While the anti-civil rights mood still animates the Trump wing of the Republican Party, it doesn't command anything like majority support in the US. There is a broad recognition in the country that we need new federal spending to modernize and upgrade the economy, according to polling by Pew Research Center.

Here then is America's opportunity. We should expand the role of the federal government and find the extra tax revenues to support that increase. A bit more arithmetic can help us to set a target for tax increases.

According to the Congressional Budget Office (CBO), the budget deficit in future years is expected to be around 4% of GDP. If we could trim that by one quarter, reducing it to 3% of GDP, we could prevent the debt from rocketing higher compared to size of the overall economy. Keeping the debt stable and also paying for that $600 billion in new spending will require higher taxes, amounting to 4% of GDP -- 1% to cut the deficit and 3% to fund the new spending.

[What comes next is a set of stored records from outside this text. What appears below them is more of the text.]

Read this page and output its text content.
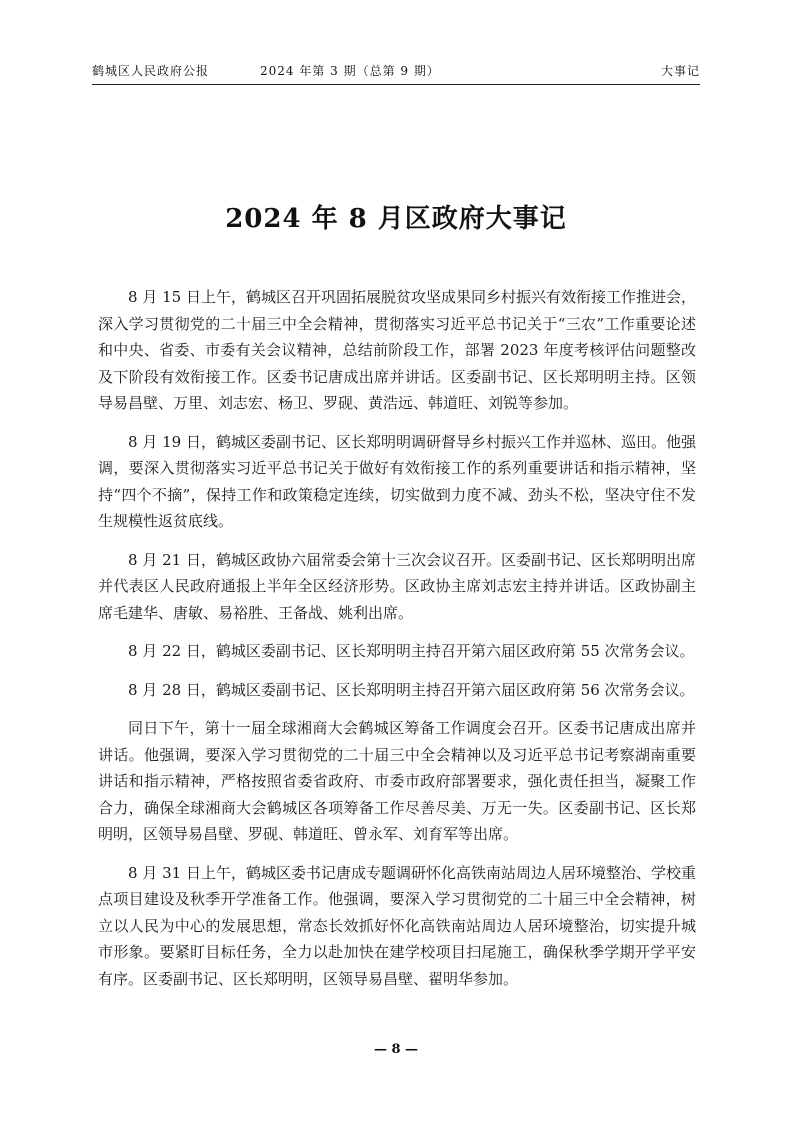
鹤城区人民政府公报	2024 年第 3 期（总第 9 期）	大事记
2024 年 8 月区政府大事记

8 月 15 日上午，鹤城区召开巩固拓展脱贫攻坚成果同乡村振兴有效衔接工作推进会，深入学习贯彻党的二十届三中全会精神，贯彻落实习近平总书记关于“三农”工作重要论述和中央、省委、市委有关会议精神，总结前阶段工作，部署 2023 年度考核评估问题整改及下阶段有效衔接工作。区委书记唐成出席并讲话。区委副书记、区长郑明明主持。区领导易昌壁、万里、刘志宏、杨卫、罗砚、黄浩远、韩道旺、刘锐等参加。

8 月 19 日，鹤城区委副书记、区长郑明明调研督导乡村振兴工作并巡林、巡田。他强调，要深入贯彻落实习近平总书记关于做好有效衔接工作的系列重要讲话和指示精神，坚持“四个不摘”，保持工作和政策稳定连续，切实做到力度不减、劲头不松，坚决守住不发生规模性返贫底线。

8 月 21 日，鹤城区政协六届常委会第十三次会议召开。区委副书记、区长郑明明出席并代表区人民政府通报上半年全区经济形势。区政协主席刘志宏主持并讲话。区政协副主席毛建华、唐敏、易裕胜、王备战、姚利出席。

8 月 22 日，鹤城区委副书记、区长郑明明主持召开第六届区政府第 55 次常务会议。

8 月 28 日，鹤城区委副书记、区长郑明明主持召开第六届区政府第 56 次常务会议。

同日下午，第十一届全球湘商大会鹤城区筹备工作调度会召开。区委书记唐成出席并讲话。他强调，要深入学习贯彻党的二十届三中全会精神以及习近平总书记考察湖南重要讲话和指示精神，严格按照省委省政府、市委市政府部署要求，强化责任担当，凝聚工作合力，确保全球湘商大会鹤城区各项筹备工作尽善尽美、万无一失。区委副书记、区长郑明明，区领导易昌壁、罗砚、韩道旺、曾永军、刘育军等出席。

8 月 31 日上午，鹤城区委书记唐成专题调研怀化高铁南站周边人居环境整治、学校重点项目建设及秋季开学准备工作。他强调，要深入学习贯彻党的二十届三中全会精神，树立以人民为中心的发展思想，常态长效抓好怀化高铁南站周边人居环境整治，切实提升城市形象。要紧盯目标任务，全力以赴加快在建学校项目扫尾施工，确保秋季学期开学平安有序。区委副书记、区长郑明明，区领导易昌壁、翟明华参加。

— 8 —
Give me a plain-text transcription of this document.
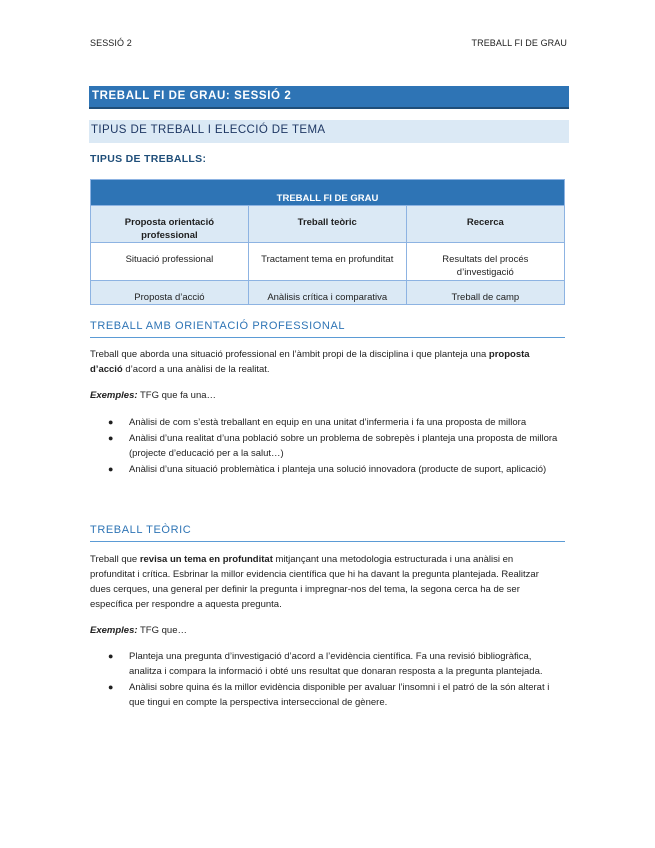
SESSIÓ 2	TREBALL FI DE GRAU
TREBALL FI DE GRAU: SESSIÓ 2
TIPUS DE TREBALL I ELECCIÓ DE TEMA
TIPUS DE TREBALLS:
TREBALL FI DE GRAU		
Proposta orientació professional	Treball teòric	Recerca
Situació professional	Tractament tema en profunditat	Resultats del procés d’investigació
Proposta d’acció	Anàlisis crítica i comparativa	Treball de camp
TREBALL AMB ORIENTACIÓ PROFESSIONAL
Treball que aborda una situació professional en l’àmbit propi de la disciplina i que planteja una proposta d’acció d’acord a una anàlisi de la realitat.
Exemples: TFG que fa una…
● Anàlisi de com s’està treballant en equip en una unitat d’infermeria i fa una proposta de millora
● Anàlisi d’una realitat d’una població sobre un problema de sobrepès i planteja una proposta de millora (projecte d’educació per a la salut…)
● Anàlisi d’una situació problemàtica i planteja una solució innovadora (producte de suport, aplicació)
TREBALL TEÒRIC
Treball que revisa un tema en profunditat mitjançant una metodologia estructurada i una anàlisi en profunditat i crítica. Esbrinar la millor evidencia científica que hi ha davant la pregunta plantejada. Realitzar dues cerques, una general per definir la pregunta i impregnar-nos del tema, la segona cerca ha de ser específica per respondre a aquesta pregunta.
Exemples: TFG que…
● Planteja una pregunta d’investigació d’acord a l’evidència científica. Fa una revisió bibliogràfica, analitza i compara la informació i obté uns resultat que donaran resposta a la pregunta plantejada.
● Anàlisi sobre quina és la millor evidència disponible per avaluar l’insomni i el patró de la són alterat i que tingui en compte la perspectiva interseccional de gènere.
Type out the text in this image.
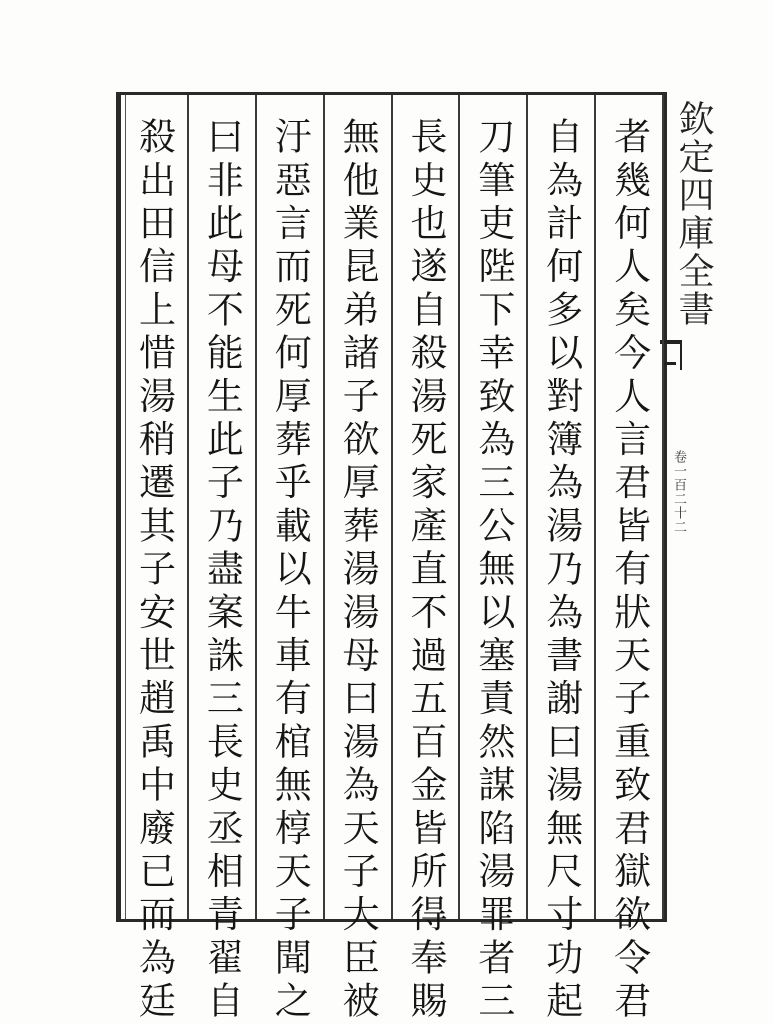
欽定四庫全書
卷一百二十二
者幾何人矣今人言君皆有狀天子重致君獄欲令君
自為計何多以對簿為湯乃為書謝曰湯無尺寸功起
刀筆吏陛下幸致為三公無以塞責然謀陷湯罪者三
長史也遂自殺湯死家產直不過五百金皆所得奉賜
無他業昆弟諸子欲厚葬湯湯母曰湯為天子大臣被
汙惡言而死何厚葬乎載以牛車有棺無椁天子聞之
曰非此母不能生此子乃盡案誅三長史丞相青翟自
殺出田信上惜湯稍遷其子安世趙禹中廢已而為廷
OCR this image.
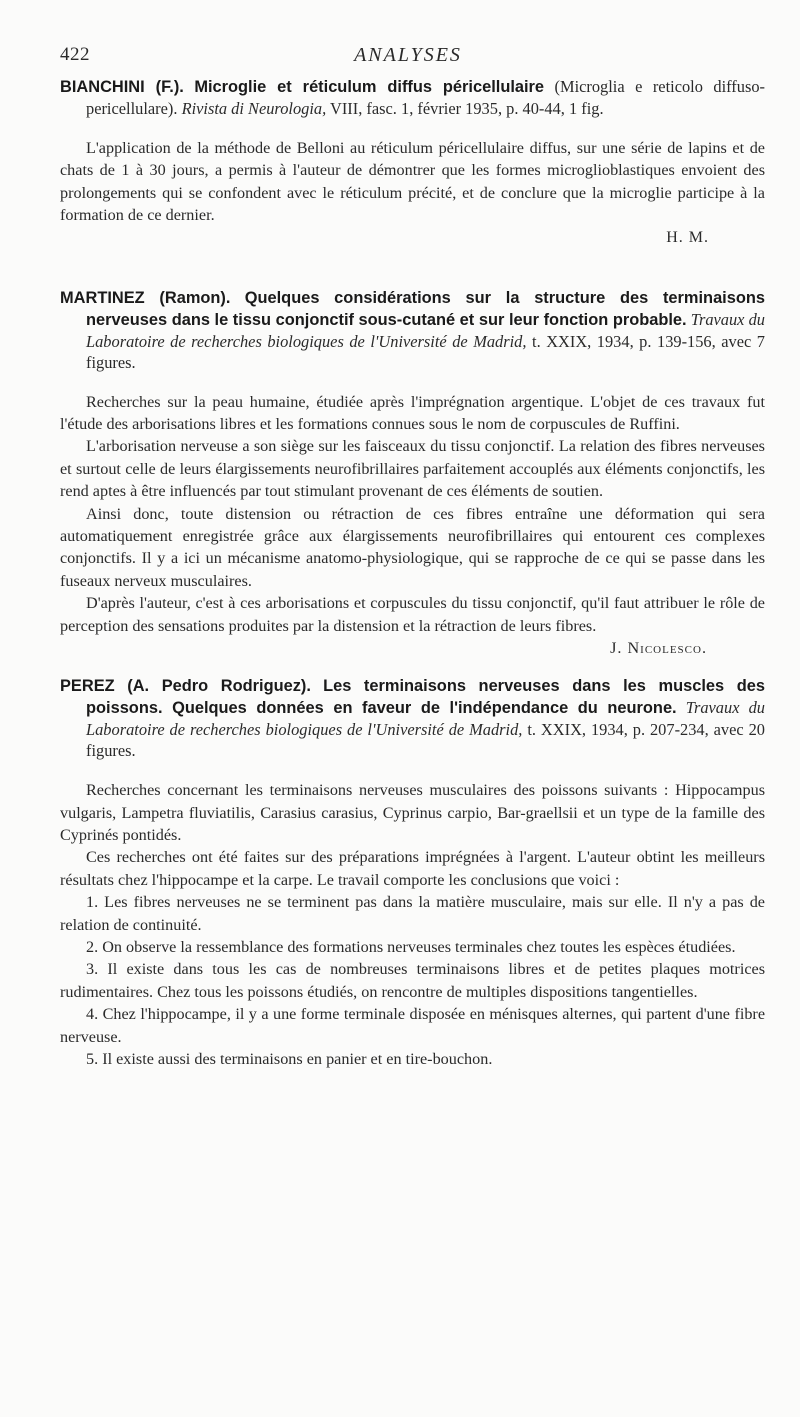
422	ANALYSES

BIANCHINI (F.). Microglie et réticulum diffus péricellulaire (Microglia e reticolo diffuso-pericellulare). Rivista di Neurologia, VIII, fasc. 1, février 1935, p. 40-44, 1 fig.

L'application de la méthode de Belloni au réticulum péricellulaire diffus, sur une série de lapins et de chats de 1 à 30 jours, a permis à l'auteur de démontrer que les formes microglioblastiques envoient des prolongements qui se confondent avec le réticulum précité, et de conclure que la microglie participe à la formation de ce dernier.

H. M.

MARTINEZ (Ramon). Quelques considérations sur la structure des terminaisons nerveuses dans le tissu conjonctif sous-cutané et sur leur fonction probable. Travaux du Laboratoire de recherches biologiques de l'Université de Madrid, t. XXIX, 1934, p. 139-156, avec 7 figures.

Recherches sur la peau humaine, étudiée après l'imprégnation argentique. L'objet de ces travaux fut l'étude des arborisations libres et les formations connues sous le nom de corpuscules de Ruffini.

L'arborisation nerveuse a son siège sur les faisceaux du tissu conjonctif. La relation des fibres nerveuses et surtout celle de leurs élargissements neurofibrillaires parfaitement accouplés aux éléments conjonctifs, les rend aptes à être influencés par tout stimulant provenant de ces éléments de soutien.

Ainsi donc, toute distension ou rétraction de ces fibres entraîne une déformation qui sera automatiquement enregistrée grâce aux élargissements neurofibrillaires qui entourent ces complexes conjonctifs. Il y a ici un mécanisme anatomo-physiologique, qui se rapproche de ce qui se passe dans les fuseaux nerveux musculaires.

D'après l'auteur, c'est à ces arborisations et corpuscules du tissu conjonctif, qu'il faut attribuer le rôle de perception des sensations produites par la distension et la rétraction de leurs fibres.
J. Nicolesco.

PEREZ (A. Pedro Rodriguez). Les terminaisons nerveuses dans les muscles des poissons. Quelques données en faveur de l'indépendance du neurone. Travaux du Laboratoire de recherches biologiques de l'Université de Madrid, t. XXIX, 1934, p. 207-234, avec 20 figures.

Recherches concernant les terminaisons nerveuses musculaires des poissons suivants : Hippocampus vulgaris, Lampetra fluviatilis, Carasius carasius, Cyprinus carpio, Bar-graellsii et un type de la famille des Cyprinés pontidés.

Ces recherches ont été faites sur des préparations imprégnées à l'argent. L'auteur obtint les meilleurs résultats chez l'hippocampe et la carpe. Le travail comporte les conclusions que voici :

1. Les fibres nerveuses ne se terminent pas dans la matière musculaire, mais sur elle. Il n'y a pas de relation de continuité.

2. On observe la ressemblance des formations nerveuses terminales chez toutes les espèces étudiées.

3. Il existe dans tous les cas de nombreuses terminaisons libres et de petites plaques motrices rudimentaires. Chez tous les poissons étudiés, on rencontre de multiples dispositions tangentielles.

4. Chez l'hippocampe, il y a une forme terminale disposée en ménisques alternes, qui partent d'une fibre nerveuse.

5. Il existe aussi des terminaisons en panier et en tire-bouchon.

Such an increase in taxes should not be very hard to achieve in view of the massive profits of corporations and the megawealth of America's richest individuals. Over the past 50 years, corporate taxes have been cut dramatically -- from nearly 4% of GDP to little more than 1% today. By reversing part of those corporate cuts, we could (and should) raise an additional $400 billion.

For the other 2% of GDP, we should turn mainly to the richest Americans. Senators Bernie Sanders and Elizabeth Warren are rightly calling for a tax on ultra-wealth, starting at $50 million and above. It would raise an estimated $3 trillion over the next 10 years. The tax would hit only the wealthiest 0.1 % of households (the top 100,000 households out of America's 121 million).

There are many other good tax options to raise the remaining funds.

These include a new tax on CO2 pollution to be paid by an income tax surcharge on Big Oil; a rise in the top wage limit on payroll contributions to Social Security; a rise in the top personal income tax bracket for the highest earners; and a financial transaction tax on stock market purchases and sales.

President Biden is right to signal that he will follow his rescue package with a jobs and infrastructure package. The federal government will expand, as it did in the New Deal era, to create a society that is more prosperous, fair and sustainable.